Yesterday, Brian Crawford Young of Inverness, Scotland, wrote, “I’ve been having a crisis since I got back from a wonderful residency at the Art Students’ League, Vytlacil Campus in Rockland County, New York. The ambience was great, the staff helpful, the scenery brilliant, and the quick access to Manhattan exciting. But when I got home to the Highlands of Scotland everything crunched to a halt. All my fears and self-doubts emerged and creativity stopped. Any thoughts on this sort of blues?”
Thanks, Brian. You can get it after a residency, a show, a workshop, an art museum, or even going to a high-energy art centre. Just living in New York has put many fine painters into gridlock. The “What’s the use?” attitude can come from too much excitement, influence, competitive talent, or the disorientation of commerce. One is confused, disheartened and jaded.
The good news is that artists can come out of this if they really want to. There are cures. Here are three:
The sherbet cure. Like sherbet after the main course, take a couple of days of de-briefing. Intense influence has scrambled your cerebral neurons. You need to re-boot. I’d take a long walk in the heather and top it off with a few single malts. Near Inverness, I know just the places.
The solitary confinement cure. While any sort of intensity and learning is great, an artist also needs a private vacuum in which to gather thoughts and re-unite with personal processes. In the words of the writer Annie Dillard, “You need a room with no view so memory can meet imagination in the dark.” Leaving your intense experience and exciting environment behind, your work must now come out of you. Too many lambs spoil the haggis.
The forced beginning cure. This is where you puff yourself up, squeeze paint and dig in. Awkward at first, the processes that sustained you before, augmented by what you have recently learned, will gradually take over and you’ll be your old self again. You must know that people have risen again in their studios after a bout of major trauma. It’s been done before.
Fact is, the pursuit of art is a delicate balance between influence and self-assertiveness. As self-realized artists we all have different levels of tolerance for this mystery. Influence is like Scotch; it’s good to know your personal limit.

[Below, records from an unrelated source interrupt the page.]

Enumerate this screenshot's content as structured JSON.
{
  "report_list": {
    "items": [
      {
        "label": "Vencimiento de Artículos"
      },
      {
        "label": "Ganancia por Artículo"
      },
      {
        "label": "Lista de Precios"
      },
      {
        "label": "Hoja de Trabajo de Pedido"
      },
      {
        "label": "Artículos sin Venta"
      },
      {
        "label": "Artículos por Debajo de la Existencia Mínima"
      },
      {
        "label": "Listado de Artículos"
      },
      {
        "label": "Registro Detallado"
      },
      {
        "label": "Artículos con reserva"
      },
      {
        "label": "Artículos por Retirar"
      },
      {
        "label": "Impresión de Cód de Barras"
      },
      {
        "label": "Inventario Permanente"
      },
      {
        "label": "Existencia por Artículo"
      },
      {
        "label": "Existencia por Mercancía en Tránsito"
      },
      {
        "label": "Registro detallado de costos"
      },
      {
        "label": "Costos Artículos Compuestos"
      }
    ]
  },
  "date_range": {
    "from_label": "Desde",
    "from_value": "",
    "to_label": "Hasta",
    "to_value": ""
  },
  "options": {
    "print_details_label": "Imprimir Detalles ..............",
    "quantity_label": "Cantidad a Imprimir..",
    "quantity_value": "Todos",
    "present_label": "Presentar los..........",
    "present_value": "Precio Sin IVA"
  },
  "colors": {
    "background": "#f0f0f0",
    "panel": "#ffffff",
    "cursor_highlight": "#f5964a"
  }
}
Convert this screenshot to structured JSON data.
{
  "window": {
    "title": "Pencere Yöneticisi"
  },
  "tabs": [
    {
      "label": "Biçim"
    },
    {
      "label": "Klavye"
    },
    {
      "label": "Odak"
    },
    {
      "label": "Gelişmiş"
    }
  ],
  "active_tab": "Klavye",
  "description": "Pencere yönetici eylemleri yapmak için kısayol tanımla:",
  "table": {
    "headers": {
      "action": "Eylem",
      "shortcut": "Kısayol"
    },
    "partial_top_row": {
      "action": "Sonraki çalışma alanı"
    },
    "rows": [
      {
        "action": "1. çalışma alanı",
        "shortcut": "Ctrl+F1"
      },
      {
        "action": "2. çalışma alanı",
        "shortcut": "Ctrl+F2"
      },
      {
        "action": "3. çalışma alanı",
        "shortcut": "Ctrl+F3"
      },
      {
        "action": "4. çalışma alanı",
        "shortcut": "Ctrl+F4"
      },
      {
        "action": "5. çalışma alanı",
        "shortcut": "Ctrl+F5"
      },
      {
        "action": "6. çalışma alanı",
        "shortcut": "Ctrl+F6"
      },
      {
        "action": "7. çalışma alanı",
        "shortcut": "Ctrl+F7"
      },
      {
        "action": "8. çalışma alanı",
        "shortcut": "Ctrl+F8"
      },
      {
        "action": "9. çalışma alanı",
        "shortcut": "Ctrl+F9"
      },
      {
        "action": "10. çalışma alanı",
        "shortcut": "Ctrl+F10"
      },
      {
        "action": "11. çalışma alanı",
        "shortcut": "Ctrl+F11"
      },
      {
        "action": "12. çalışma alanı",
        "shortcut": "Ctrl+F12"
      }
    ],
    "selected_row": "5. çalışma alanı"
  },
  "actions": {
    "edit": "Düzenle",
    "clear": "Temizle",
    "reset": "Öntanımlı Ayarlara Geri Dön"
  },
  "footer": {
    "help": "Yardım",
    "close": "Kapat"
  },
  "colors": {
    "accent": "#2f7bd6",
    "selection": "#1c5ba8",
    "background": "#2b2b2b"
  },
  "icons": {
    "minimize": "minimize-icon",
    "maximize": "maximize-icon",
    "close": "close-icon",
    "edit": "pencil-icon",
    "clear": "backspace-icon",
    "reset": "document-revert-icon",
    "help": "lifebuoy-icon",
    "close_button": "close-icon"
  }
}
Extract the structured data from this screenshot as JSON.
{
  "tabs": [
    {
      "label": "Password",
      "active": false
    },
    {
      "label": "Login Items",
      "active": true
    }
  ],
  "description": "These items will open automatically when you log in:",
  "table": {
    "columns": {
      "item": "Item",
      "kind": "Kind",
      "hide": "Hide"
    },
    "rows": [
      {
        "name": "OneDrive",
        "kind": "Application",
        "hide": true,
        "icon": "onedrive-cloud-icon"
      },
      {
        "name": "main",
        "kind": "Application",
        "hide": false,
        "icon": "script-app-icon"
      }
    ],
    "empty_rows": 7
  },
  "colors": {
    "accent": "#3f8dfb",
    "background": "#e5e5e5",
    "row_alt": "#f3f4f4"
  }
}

PS: “Most people are other people. Their thoughts are someone else’s opinions, their lives a mimicry, their passions a quotation.” (Oscar Wilde) “Be selective about your external influences.” (Brian Tracy)
Esoterica: Excessive influence, even from the work of others in art magazines or books, can lead to malfunctions of the creative spirit. Fen Lansdowne, the brilliant and widely-published bird painter who recently passed away, suffered from a lifelong malady called “The Imposter Syndrome.” Comparing himself to others sent Fen into a dark and angry funk that sometimes lasted weeks. When he figured out the cure, it was pretty straightforward: Watch birds. Do drawings. Paint birds.
Brian Crawford Young
Take time to play
by Lynne Windsor, Santa Fe, NM, USA
Almost every artist experiences this at some point in their career. I believe it’s part of the creative process and all the things that you have suggested, Robert, are things I have done to get going again. Years of travelling back and forth from New Mexico to the UK have been challenging, especially since I don’t really have a ‘proper’ studio set up here at my Father’s house. I don’t feel that I can make a mess and spread out, and I know this influences my work, but my love of what I do, overrides everything. My need to paint is overwhelming, even if it’s just to meet a deadline and I just ‘get stuck in’ as we say here in Lincolnshire!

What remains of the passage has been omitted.